Эта анекдотическая история была закономерной. Михаил Покровский, вождь большевистской исторической науки, очень точно сказал о роли истории в России: «История — это политика, обращенная в прошлое».
Еще раньше задачу наших историков раз и навсегда определил Александр Христофорович Бенкендорф. Отец Третьего отделения сказал: «Прошлое России удивительно, ее настоящее более чем великолепно; что же касается будущего, то оно выше всего, что только может нарисовать себе самое смелое воображение. Вот с какой точки зрения следует оценивать русскую историю».
Эти знаменитые слова остались знаменем на столетия.

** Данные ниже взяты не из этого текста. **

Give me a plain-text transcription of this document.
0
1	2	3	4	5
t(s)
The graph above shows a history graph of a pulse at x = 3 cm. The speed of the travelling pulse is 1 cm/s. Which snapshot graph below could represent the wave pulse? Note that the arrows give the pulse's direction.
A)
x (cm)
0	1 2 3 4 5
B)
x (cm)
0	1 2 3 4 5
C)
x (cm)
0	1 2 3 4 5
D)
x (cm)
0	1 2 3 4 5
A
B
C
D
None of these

Мой учитель (произношу опять с гордостью) — великий историк Александр Александрович Зимин. Его труды охватывали почти тысячелетие в истории России — с IX по XVIII век. Но у него произошла беда, он усомнился в подлинности «нашего все». «Наше все» в истории — это «Слово о полку Игореве».

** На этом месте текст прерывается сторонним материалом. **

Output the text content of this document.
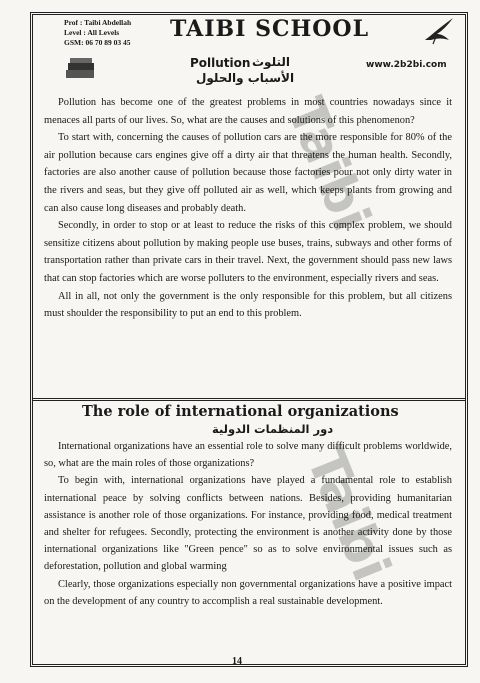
Prof : Taibi Abdellah
Level : All Levels
GSM: 06 70 89 03 45
TAIBI SCHOOL
Pollution التلوث
الأسباب والحلول
www.2b2bi.com

Pollution has become one of the greatest problems in most countries nowadays since it menaces all parts of our lives. So, what are the causes and solutions of this phenomenon?

To start with, concerning the causes of pollution cars are the more responsible for 80% of the air pollution because cars engines give off a dirty air that threatens the human health. Secondly, factories are also another cause of pollution because those factories pour not only dirty water in the rivers and seas, but they give off polluted air as well, which keeps plants from growing and can also cause long diseases and probably death.

Secondly, in order to stop or at least to reduce the risks of this complex problem, we should sensitize citizens about pollution by making people use buses, trains, subways and other forms of transportation rather than private cars in their travel. Next, the government should pass new laws that can stop factories which are worse polluters to the environment, especially rivers and seas.

All in all, not only the government is the only responsible for this problem, but all citizens must shoulder the responsibility to put an end to this problem.

The role of international organizations
دور المنظمات الدولية

International organizations have an essential role to solve many difficult problems worldwide, so, what are the main roles of those organizations?

To begin with, international organizations have played a fundamental role to establish international peace by solving conflicts between nations. Besides, providing humanitarian assistance is another role of those organizations. For instance, providing food, medical treatment and shelter for refugees. Secondly, protecting the environment is another activity done by those international organizations like "Green pence" so as to solve environmental issues such as deforestation, pollution and global warming

Clearly, those organizations especially non governmental organizations have a positive impact on the development of any country to accomplish a real sustainable development.

14
Taibi
Taibi
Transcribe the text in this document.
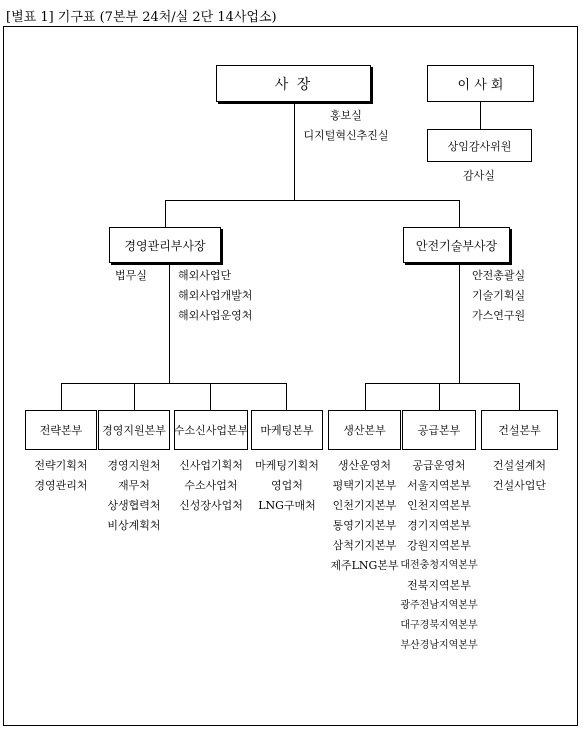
[별표 1] 기구표 (7본부 24처/실 2단 14사업소)
사 장	이 사 회
홍보실
디지털혁신추진실
상임감사위원
감사실
경영관리부사장	안전기술부사장
법무실	해외사업단
해외사업개발처
해외사업운영처
안전총괄실
기술기획실
가스연구원
전략본부 경영지원본부 수소신사업본부 마케팅본부	생산본부	공급본부	건설본부
전략기획처
경영관리처
경영지원처
재무처
상생협력처
비상계획처
신사업기획처
수소사업처
신성장사업처
마케팅기획처
영업처
LNG구매처
생산운영처
평택기지본부
인천기지본부
통영기지본부
삼척기지본부
제주LNG본부
공급운영처
서울지역본부
인천지역본부
경기지역본부
강원지역본부
대전충청지역본부
전북지역본부
광주전남지역본부
대구경북지역본부
부산경남지역본부
건설설계처
건설사업단
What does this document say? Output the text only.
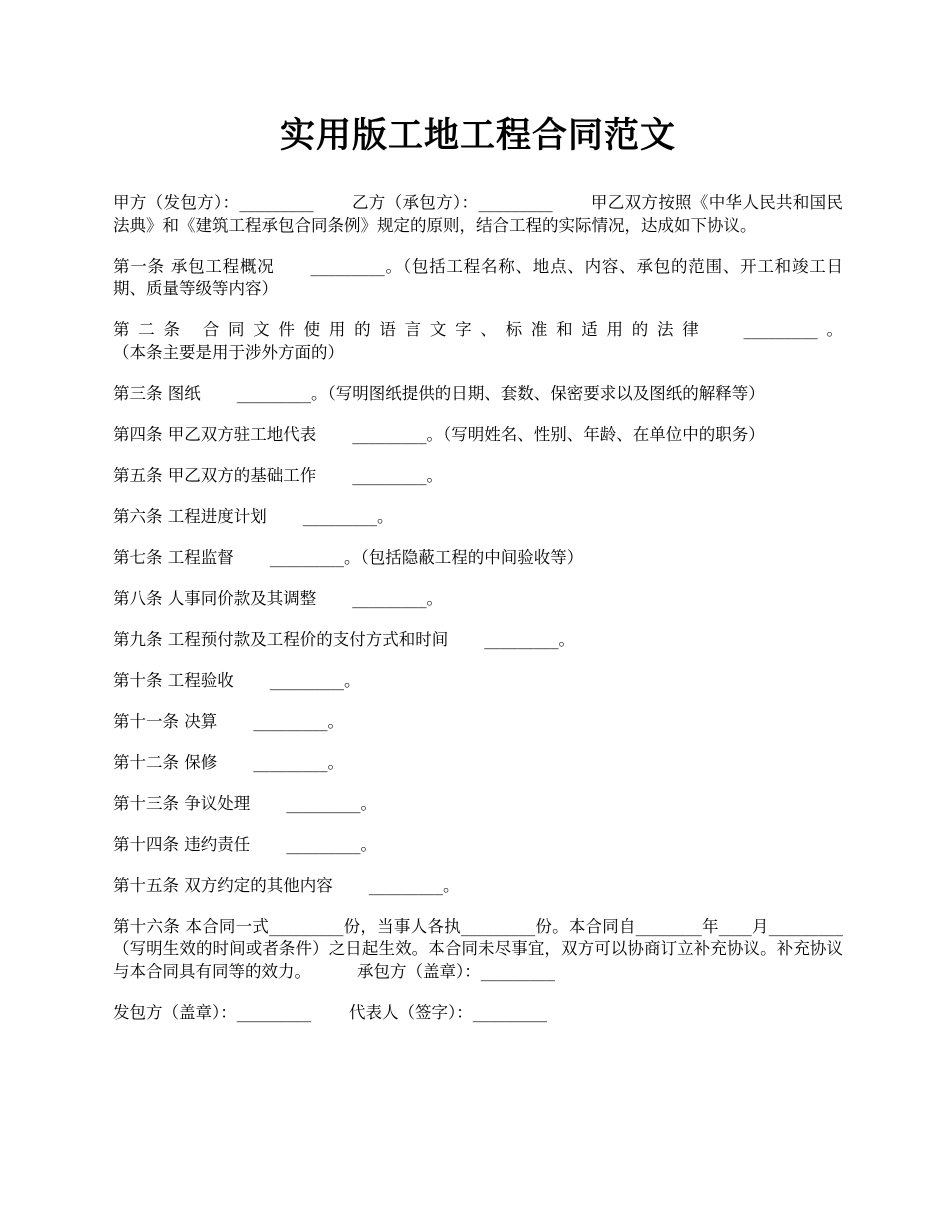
实用版工地工程合同范文

甲方（发包方）：_________ 乙方（承包方）：_________ 甲乙双方按照《中华人民共和国民法典》和《建筑工程承包合同条例》规定的原则，结合工程的实际情况，达成如下协议。

第一条 承包工程概况 _________。（包括工程名称、地点、内容、承包的范围、开工和竣工日期、质量等级等内容）

第二条 合同文件使用的语言文字、标准和适用的法律 _________。（本条主要是用于涉外方面的）

第三条 图纸 _________。（写明图纸提供的日期、套数、保密要求以及图纸的解释等）

第四条 甲乙双方驻工地代表 _________。（写明姓名、性别、年龄、在单位中的职务）

第五条 甲乙双方的基础工作 _________。

第六条 工程进度计划 _________。

第七条 工程监督 _________。（包括隐蔽工程的中间验收等）

第八条 人事同价款及其调整 _________。

第九条 工程预付款及工程价的支付方式和时间 _________。

第十条 工程验收 _________。

第十一条 决算 _________。

第十二条 保修 _________。

第十三条 争议处理 _________。

第十四条 违约责任 _________。

第十五条 双方约定的其他内容 _________。

第十六条 本合同一式_________份，当事人各执_________份。本合同自________年____月_________（写明生效的时间或者条件）之日起生效。本合同未尽事宜，双方可以协商订立补充协议。补充协议与本合同具有同等的效力。	承包方（盖章）：_________

发包方（盖章）：_________ 代表人（签字）：_________
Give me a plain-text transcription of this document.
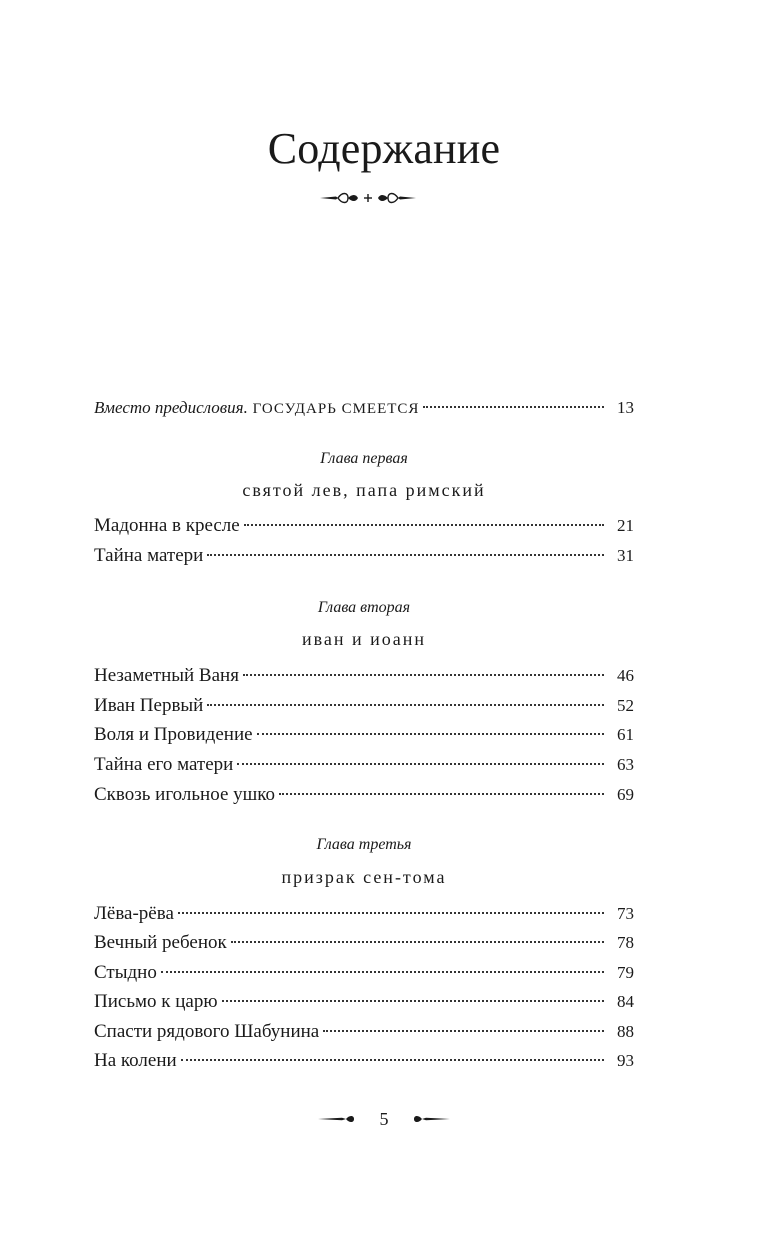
Содержание
Вместо предисловия. ГОСУДАРЬ СМЕЕТСЯ	13
Глава первая
святой лев, папа римский
Мадонна в кресле	21
Тайна матери	31
Глава вторая
иван и иоанн
Незаметный Ваня	46
Иван Первый	52
Воля и Провидение	61
Тайна его матери	63
Сквозь игольное ушко	69
Глава третья
призрак сен-тома
Лёва-рёва	73
Вечный ребенок	78
Стыдно	79
Письмо к царю	84
Спасти рядового Шабунина	88
На колени	93
5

Точнее, посмел усомниться! И посмел бороться за свои убеждения.
В нормальной стране другое мнение рождает всего лишь дискуссию. Но не у нас.
Началась бешеная травля. В ней приняли участие и достойнейшие люди, которые сами когда-то многое испытали. Эта травля сыграла свою роль в ранней смерти ученого.

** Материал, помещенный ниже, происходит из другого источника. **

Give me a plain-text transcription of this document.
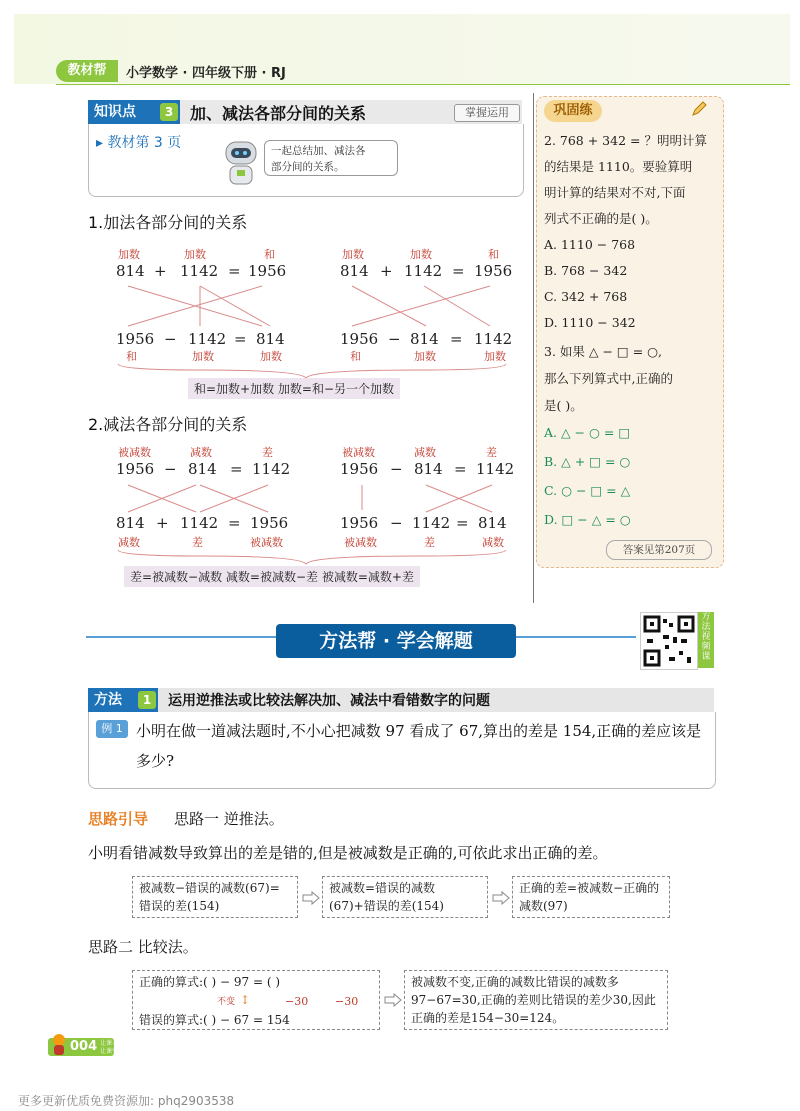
教材帮	小学数学 · 四年级下册 · RJ
知识点	3	加、减法各部分间的关系	掌握运用
▸ 教材第 3 页	一起总结加、减法各
部分间的关系。
1.加法各部分间的关系
加数	加数	和
814 + 1142 = 1956
1956 − 1142 = 814
和	加数	加数
加数	加数	和
814 + 1142 = 1956
1956 − 814 = 1142
和	加数	加数
和=加数+加数 加数=和−另一个加数
2.减法各部分间的关系
被减数	减数	差
1956 − 814 = 1142
814 + 1142 = 1956
减数	差	被减数
被减数	减数	差
1956 − 814 = 1142
1956 − 1142 = 814
被减数	差	减数
差=被减数−减数 减数=被减数−差 被减数=减数+差
巩固练
2. 768 + 342 = ？明明计算
的结果是 1110。要验算明
明计算的结果对不对,下面
列式不正确的是( )。
A. 1110 − 768
B. 768 − 342
C. 342 + 768
D. 1110 − 342
3. 如果 △ − □ = ○,
那么下列算式中,正确的
是( )。
A. △ − ○ = □
B. △ + □ = ○
C. ○ − □ = △
D. □ − △ = ○
答案见第207页
方法帮 · 学会解题
方法视频课
方法	1	运用逆推法或比较法解决加、减法中看错数字的问题
例 1 小明在做一道减法题时,不小心把减数 97 看成了 67,算出的差是 154,正确的差应该是多少?
思路引导 思路一 逆推法。
小明看错减数导致算出的差是错的,但是被减数是正确的,可依此求出正确的差。
被减数−错误的减数(67)=错误的差(154)
被减数=错误的减数(67)+错误的差(154)
正确的差=被减数−正确的减数(97)
思路二 比较法。
正确的算式:( ) − 97 = ( )
不变 ↕	−30 −30
错误的算式:( ) − 67 = 154
被减数不变,正确的减数比错误的减数多97−67=30,正确的差则比错误的差少30,因此正确的差是154−30=124。
004 让课本有趣
让课堂高效
更多更新优质免费资源加: phq2903538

Наблюдая неистовость обвинителей, я вспоминал слова Белинского о травле Чаадаева, в которой так же принимали участие достойнейшие люди, страстно обидевшиеся на «Философическое письмо».
«Что за обидчивость такая! Палками бьют — не обижаемся, в Сибирь посылают — не обижаемся… а тут Чаадаев, видите ли, народную честь зацепил — не смей говорить!.. Отчего же это в странах, больше образованных, где, кажется, чувствительность, должна быть развитее, чем в Калуге да Костроме, не обижаются словами?»
Впрочем, за посмертную судьбу Зимина можно было быть спокойным. Ибо в России вслед за холуйским негодованием непременно следует холуйское подобострастие к тому, кто осмелился перестать быть рабом. В нашем обществе есть давний закон: все обиженные правительством становятся желанны и почетны… как только страсти поутихнут и опасность пройдет.
Цитаты
В той, советской, исторической науке существовала вещь, которая была мне глубоко противна. В любом исследовании должны были быть обязательные цитаты из классиков марксизма-ленинизма. Так что вся работа как бы становилась рабским доказательством этих цитат.
Цитаты из большевистских евангелий освещали и повседневную жизнь. В бесчисленных Домах культуры Ильич весьма часто учил со стен: «Искусство должно быть понятно народу!» Святая фраза, считавшаяся столь же непреложной, как «голубое небо». Она была камнем, на котором стояла идеология искусства шестой части света — социалистического реализма.
Как-то ночью, в половине второго, меня разбудил тревожный звонок. Звонил главный режиссер Театра имени Моссовета Юрий Александрович Завадский.
О нем мы еще поговорим дальше. Он был в самой что ни на есть ажитации. На восьмом десятке он сделал невероятное открытие, буквально перевернувшее все его мировоззрение. Он открыл подлинную цитату Ильича.